После расчета в мешочке осталось две серебряные монеты, которые я поклялась не трогать до самой крайности, и горстка медяков. Совсем небольшая горстка. Муки оставалось на донышке, соль подходила к концу, про сало и говорить нечего, Тим со своим двойным обедом подъедал запасы честно и основательно.

Я сидела у теплой печи, гладила ладонью ее нагретый бок и считала. Печь работала. Пол не проваливался. Ставни закрывались. Забор завтра встанет. Яйцо, первое, лежало в миске на видном месте. Хозяйство на ноги становилось, тут спору не было.

Но кормить его было уже почти не на что.

— Завтра на рынок, — сказала я Кузьме, который грел пузо у печи с видом человека, решившего все свои жизненные вопросы. — За мукой. С последними, между прочим, медяками. И если ты знаешь способ, как в этой деревне честной женщине заработать, самое время сказать.

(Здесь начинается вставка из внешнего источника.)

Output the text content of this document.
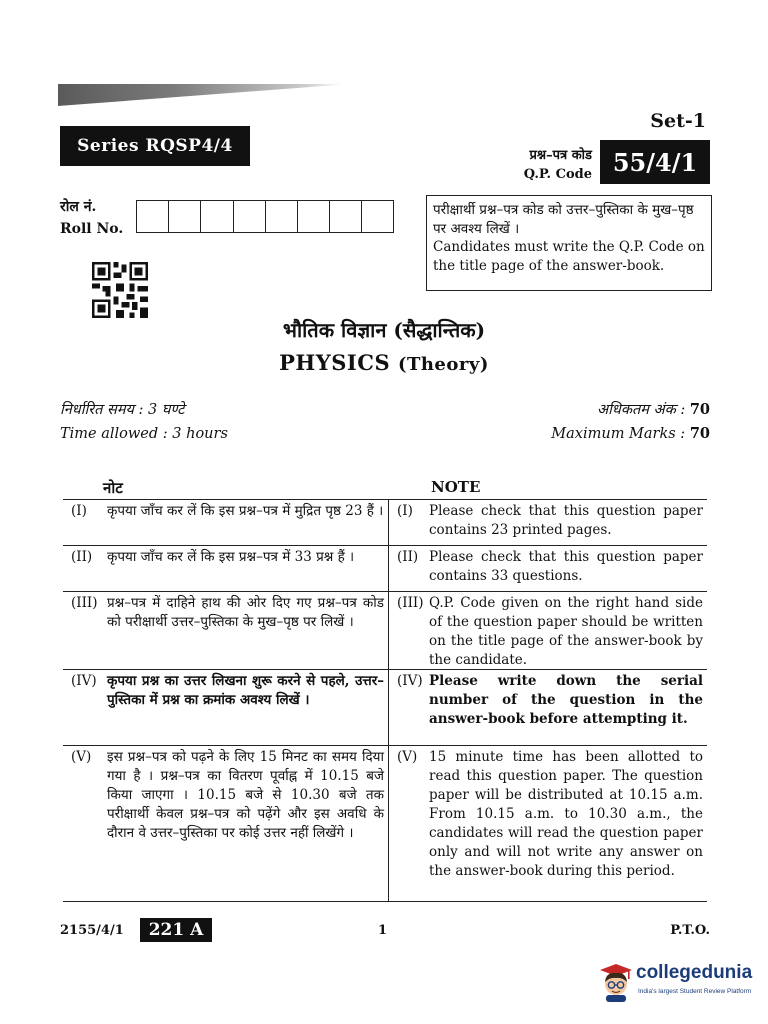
Series RQSP4/4
Set-1
प्रश्न–पत्र कोड
Q.P. Code 55/4/1
रोल नं.
Roll No.
परीक्षार्थी प्रश्न–पत्र कोड को उत्तर–पुस्तिका के मुख–पृष्ठ पर अवश्य लिखें ।
Candidates must write the Q.P. Code on the title page of the answer-book.
भौतिक विज्ञान (सैद्धान्तिक)
PHYSICS (Theory)
निर्धारित समय : 3 घण्टे
Time allowed : 3 hours
अधिकतम अंक : 70
Maximum Marks : 70
नोट	NOTE
(I)	कृपया जाँच कर लें कि इस प्रश्न–पत्र में मुद्रित पृष्ठ 23 हैं । (I)	Please check that this question paper contains 23 printed pages.
(II)	कृपया जाँच कर लें कि इस प्रश्न–पत्र में 33 प्रश्न हैं ।	(II) Please check that this question paper contains 33 questions.
(III) प्रश्न–पत्र में दाहिने हाथ की ओर दिए गए प्रश्न–पत्र कोड को परीक्षार्थी उत्तर–पुस्तिका के मुख–पृष्ठ पर लिखें ।
(III) Q.P. Code given on the right hand side of the question paper should be written on the title page of the answer-book by the candidate.
(IV) कृपया प्रश्न का उत्तर लिखना शुरू करने से पहले, उत्तर–पुस्तिका में प्रश्न का क्रमांक अवश्य लिखें ।
(IV) Please write down the serial number of the question in the answer-book before attempting it.
(V)	इस प्रश्न–पत्र को पढ़ने के लिए 15 मिनट का समय दिया गया है । प्रश्न–पत्र का वितरण पूर्वाह्न में 10.15 बजे किया जाएगा । 10.15 बजे से 10.30 बजे तक परीक्षार्थी केवल प्रश्न–पत्र को पढ़ेंगे और इस अवधि के दौरान वे उत्तर–पुस्तिका पर कोई उत्तर नहीं लिखेंगे ।
(V) 15 minute time has been allotted to read this question paper. The question paper will be distributed at 10.15 a.m. From 10.15 a.m. to 10.30 a.m., the candidates will read the question paper only and will not write any answer on the answer-book during this period.
2155/4/1	221 A	1	P.T.O.
collegedunia
India's largest Student Review Platform
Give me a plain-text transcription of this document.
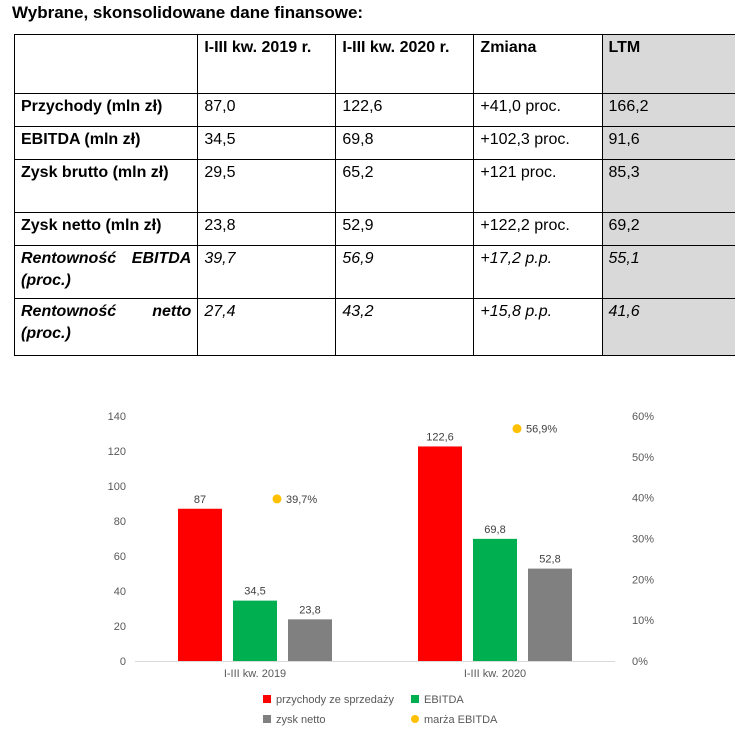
Wybrane, skonsolidowane dane finansowe:
	I-III kw. 2019 r.	I-III kw. 2020 r.	Zmiana	LTM
Przychody (mln zł)	87,0	122,6	+41,0 proc.	166,2
EBITDA (mln zł)	34,5	69,8	+102,3 proc.	91,6
Zysk brutto (mln zł)	29,5	65,2	+121 proc.	85,3
Zysk netto (mln zł)	23,8	52,9	+122,2 proc.	69,2
Rentowność EBITDA (proc.)	39,7	56,9	+17,2 p.p.	55,1
Rentowność netto (proc.)	27,4	43,2	+15,8 p.p.	41,6
0
20
40
60
80
100
120
140
0%
10%
20%
30%
40%
50%
60%
87
34,5
23,8
I-III kw. 2019
39,7%
122,6
69,8
52,8
I-III kw. 2020
56,9%
przychody ze sprzedaży	EBITDA
zysk netto	marża EBITDA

Кузьма способа не знал. Или знал, но помалкивал.

14

Тим явился спозаранку, с тачкой, груженной жердями, и сразу пошел к лесной стороне, разбирать гнилые пролеты. Работа у него спорилась, вопросов он не задавал, и я с чистой совестью засобиралась в деревню. День сегодня был особенный, базарный. Про это мне еще вчера напомнила Зося, когда забирала свои лепешки. Раз в неделю к лавке съезжались торговцы с окрестных деревень, с мельницы везли муку, с хуторов сало и шерсть, и цены в базарный день стояли не лавочные, божеские.

А мне на базар было надо позарез. Мука кончалась, соль кончалась, сало Тим доедал с чистой совестью работающего человека. В мешочке у меня после расчетов болталась горстка медяков, и растянуть ее следовало по-умному.